Pela Janela é um delicado retrato de uma vida sem muitas perspectivas. Rosália, a protagonista, é a mais antiga operária em uma fábrica na periferia de São Paulo. Sua rotina se resume a acordar, trabalhar, voltar para casa (que divide com o irmão José) e bordar um pouco antes de dormir. Ela é a primeira a chegar no trabalho e a última a sair.
Um belo dia, o diretor da empresa decide que não é mais interessante tê-la como funcionária e Rosália é demitida. Sem visualizar nada mais que possa fazer de sua vida, já que o mercado não é muito acolhedor para pessoas acima dos 60 anos, ela começa a mergulhar em um estado depressivo. Alarmado, seu irmão resolve levá-la consigo a uma viagem de trabalho para Buenos Aires.
O relacionamento entre os dois (interpretados de maneira extraordinária por Magali Biff e Cacá Amaral) é de um companheirismo de poucas palavras, mas de muita beleza em sua simplicidade. Ambos já não são mais jovens e têm apenas um ao outro. A princípio, José sequer é capaz de consolar Rosália, mas a personalidade atenciosa e otimista dele faz com que a irmã perceba que não está sozinha.
A protagonista ganha uma profundidade maravilhosa na interpretação de Magali Biff. Rosália fala pouco, é relutante em aceitar mudanças, carrega muitos medos e angústias. Ela tenta não demonstrar, para não preocupar o irmão, mas se vê perdida e sem saída. É pela música e pelas experiências compartilhadas que os dois acabam conseguindo se comunicar, de alguma forma.
Essa conexão é importante para o desenvolvimento da personagem, mas a maior parte das transformações acontece internamente. No caminho para Buenos Aires, de carro, ela passa a vivenciar coisas novas e à primeira vista até um pouco amedrontadoras. A grandiosidade das Cataratas do Iguaçu faz com que coloque em perspectiva seus problemas. O contato com outra cultura abre seus horizontes.

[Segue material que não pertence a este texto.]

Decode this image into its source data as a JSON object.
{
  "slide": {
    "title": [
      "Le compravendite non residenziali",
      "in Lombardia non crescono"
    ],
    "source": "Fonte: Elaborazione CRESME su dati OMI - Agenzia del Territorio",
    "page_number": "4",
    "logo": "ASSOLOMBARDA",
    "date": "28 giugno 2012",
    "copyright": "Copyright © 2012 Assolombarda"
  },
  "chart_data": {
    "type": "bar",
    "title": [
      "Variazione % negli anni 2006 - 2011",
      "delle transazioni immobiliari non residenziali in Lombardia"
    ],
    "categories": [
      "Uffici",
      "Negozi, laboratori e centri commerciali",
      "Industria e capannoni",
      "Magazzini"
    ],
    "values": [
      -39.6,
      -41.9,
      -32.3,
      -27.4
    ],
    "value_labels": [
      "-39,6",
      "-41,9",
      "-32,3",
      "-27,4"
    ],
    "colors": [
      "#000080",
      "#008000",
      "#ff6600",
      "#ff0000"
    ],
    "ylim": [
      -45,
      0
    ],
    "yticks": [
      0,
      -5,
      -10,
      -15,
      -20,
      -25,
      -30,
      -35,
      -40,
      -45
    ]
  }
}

Para uma mulher humilde, acostumada a viver em função do trabalho, perceber que o mundo é muito maior do que aquilo que vê de sua janela é uma descoberta incrível.
Por isso mesmo, diversas vezes durante o filme, Rosália aparece abrindo janelas (na sua casa e nos pequenos hotéis onde ela e o irmão se hospedam). Nessa abertura para o que está além reside uma metáfora poderosa, de alguém que deixa de ser uma mera observadora e passa a ser uma participante. Ela consegue transformar sua tristeza em oportunidade e passa a vislumbrar um futuro possível.
Esse olhar também é para dentro. Em vários momentos, a protagonista é vista através da água ou em reflexos, como se sua própria personalidade lhe fosse um mistério. A viagem para a Argentina é uma jornada de autoconhecimento. “Estou velha”, ela chega a afirmar, antes de compreender que a velhice está na maneira como encara as coisas.
Pela Janela talvez não seja um filme que agrade a todos os tipos de público. É contemplativo, econômico nos diálogos, sem grandes reviravoltas. Quem se aventurar a explorá-lo, no entanto, pode se surpreender com cenas de um realismo e sinceridade comoventes. Em sua obra de estreia no formato longa metragem, a diretora Caroline Leone mostra enorme sensibilidade para as pequenas coisas que fazem, mesmo das existências mais simples, algo cinematográfico.